In a move to pay back the government bailout money it received last year, Goldman Sachs said it plans to raise $5 billion by selling new common shares to investors. The investment bank also recorded $1.81 billion in earnings in the first quarter of 2009, boosting its financial confidence.
Once the company pays back the government debt, the investment bank will be free from the government clutches. And it will be free to make salary payouts as it wishes. Currently, there is a federally mandated cap on compensation.
Last year, there were 953 Goldman employees -- nearly one in 30 -- who took home more than $1 million in salary, Wall Street Journal reported quoting people familiar with the matter. The pay restrictions are tied to loans. Goldman had taken about $10 billion in government bailout money in last October.
If Goldman is permitted to repay its loan, it would be the first big bank to do so.
In fact, Goldman Sachs was adequately capitalised even when it received the government bailout money.

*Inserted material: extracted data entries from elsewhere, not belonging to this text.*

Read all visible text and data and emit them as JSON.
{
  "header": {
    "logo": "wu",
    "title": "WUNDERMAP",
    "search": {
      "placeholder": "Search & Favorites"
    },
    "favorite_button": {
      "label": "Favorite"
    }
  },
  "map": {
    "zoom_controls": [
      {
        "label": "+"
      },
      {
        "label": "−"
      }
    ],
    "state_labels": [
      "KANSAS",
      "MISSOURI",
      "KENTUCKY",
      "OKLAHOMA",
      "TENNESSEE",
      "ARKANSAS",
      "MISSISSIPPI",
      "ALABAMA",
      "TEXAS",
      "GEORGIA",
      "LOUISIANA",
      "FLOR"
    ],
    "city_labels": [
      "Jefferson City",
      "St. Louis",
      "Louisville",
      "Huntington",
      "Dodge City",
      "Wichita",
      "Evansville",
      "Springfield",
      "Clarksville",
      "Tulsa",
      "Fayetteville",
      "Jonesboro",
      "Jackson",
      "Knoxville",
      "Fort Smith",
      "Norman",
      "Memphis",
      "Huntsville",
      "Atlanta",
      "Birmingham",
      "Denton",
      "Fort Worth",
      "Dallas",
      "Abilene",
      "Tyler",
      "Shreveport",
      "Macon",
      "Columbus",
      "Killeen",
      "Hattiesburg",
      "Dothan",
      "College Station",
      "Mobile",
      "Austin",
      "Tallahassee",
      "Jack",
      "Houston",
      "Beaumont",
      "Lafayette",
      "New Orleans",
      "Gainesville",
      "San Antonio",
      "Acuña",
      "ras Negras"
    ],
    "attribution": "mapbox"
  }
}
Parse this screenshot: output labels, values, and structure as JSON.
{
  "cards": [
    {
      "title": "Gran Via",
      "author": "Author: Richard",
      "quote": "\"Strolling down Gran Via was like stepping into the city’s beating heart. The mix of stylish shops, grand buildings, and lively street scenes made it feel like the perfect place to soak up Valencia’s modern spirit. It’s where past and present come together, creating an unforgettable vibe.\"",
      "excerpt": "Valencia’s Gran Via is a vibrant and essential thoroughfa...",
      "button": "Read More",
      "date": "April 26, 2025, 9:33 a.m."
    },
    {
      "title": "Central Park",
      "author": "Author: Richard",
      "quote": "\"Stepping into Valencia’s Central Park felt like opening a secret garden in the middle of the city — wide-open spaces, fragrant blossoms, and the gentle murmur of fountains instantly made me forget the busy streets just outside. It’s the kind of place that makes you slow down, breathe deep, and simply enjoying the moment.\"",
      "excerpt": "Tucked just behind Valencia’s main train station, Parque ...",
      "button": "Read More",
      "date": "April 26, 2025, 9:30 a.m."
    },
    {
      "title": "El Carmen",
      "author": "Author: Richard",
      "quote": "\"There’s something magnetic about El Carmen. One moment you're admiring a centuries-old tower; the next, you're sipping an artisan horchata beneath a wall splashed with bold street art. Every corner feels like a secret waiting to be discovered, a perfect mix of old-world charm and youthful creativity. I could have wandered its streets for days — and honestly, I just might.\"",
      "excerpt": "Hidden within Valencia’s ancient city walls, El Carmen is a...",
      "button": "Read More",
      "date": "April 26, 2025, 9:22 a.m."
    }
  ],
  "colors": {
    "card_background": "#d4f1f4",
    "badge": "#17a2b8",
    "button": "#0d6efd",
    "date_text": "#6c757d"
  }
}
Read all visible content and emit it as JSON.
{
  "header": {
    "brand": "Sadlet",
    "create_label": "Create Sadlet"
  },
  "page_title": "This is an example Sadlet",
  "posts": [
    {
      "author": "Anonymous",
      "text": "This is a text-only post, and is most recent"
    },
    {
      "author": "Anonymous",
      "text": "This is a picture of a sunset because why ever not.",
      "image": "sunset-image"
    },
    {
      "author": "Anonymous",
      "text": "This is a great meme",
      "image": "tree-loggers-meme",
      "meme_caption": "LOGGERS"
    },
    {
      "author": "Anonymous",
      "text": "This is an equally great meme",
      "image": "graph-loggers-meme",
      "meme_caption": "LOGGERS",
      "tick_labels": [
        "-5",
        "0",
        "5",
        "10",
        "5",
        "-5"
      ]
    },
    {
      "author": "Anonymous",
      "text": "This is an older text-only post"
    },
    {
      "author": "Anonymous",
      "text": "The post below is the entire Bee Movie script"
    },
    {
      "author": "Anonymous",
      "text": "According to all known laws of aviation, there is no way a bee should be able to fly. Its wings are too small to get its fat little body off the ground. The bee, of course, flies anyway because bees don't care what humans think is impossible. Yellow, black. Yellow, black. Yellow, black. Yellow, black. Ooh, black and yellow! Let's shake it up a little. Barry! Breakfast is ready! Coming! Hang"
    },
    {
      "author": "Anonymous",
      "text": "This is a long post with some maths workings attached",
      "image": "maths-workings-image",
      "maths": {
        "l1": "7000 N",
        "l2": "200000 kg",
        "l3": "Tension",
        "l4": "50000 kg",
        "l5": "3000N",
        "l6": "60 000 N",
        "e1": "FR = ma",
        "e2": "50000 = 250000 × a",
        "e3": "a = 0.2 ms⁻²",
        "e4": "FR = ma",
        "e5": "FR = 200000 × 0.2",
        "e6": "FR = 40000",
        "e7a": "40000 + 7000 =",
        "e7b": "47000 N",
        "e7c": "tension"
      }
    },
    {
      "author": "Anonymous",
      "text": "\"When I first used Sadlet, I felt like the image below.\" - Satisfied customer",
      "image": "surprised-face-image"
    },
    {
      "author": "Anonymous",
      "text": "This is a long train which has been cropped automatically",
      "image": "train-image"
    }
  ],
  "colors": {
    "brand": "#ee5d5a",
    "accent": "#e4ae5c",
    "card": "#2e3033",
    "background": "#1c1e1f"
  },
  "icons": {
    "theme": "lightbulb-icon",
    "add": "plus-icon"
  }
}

On Sept. 23, 2008. the firm raised $5 billion from Warren Buffett's Berkshire Hathaway Inc. Goldman also raised another $5.75 billion in a common-stock offering.
For the period ended March 27, Goldman posted net income of $1.81 billion, or $3.39 a share, up from $1.51 billion, or $3.23 a share, a year earlier. Net revenue increased 13% to $9.43 billion.
This is a major rebound from the fourth quarter, when Goldman posted its first loss since going public in 1999.
"Given the difficult market conditions, we are pleased with this quarter's performance," Blankfein said in a statement.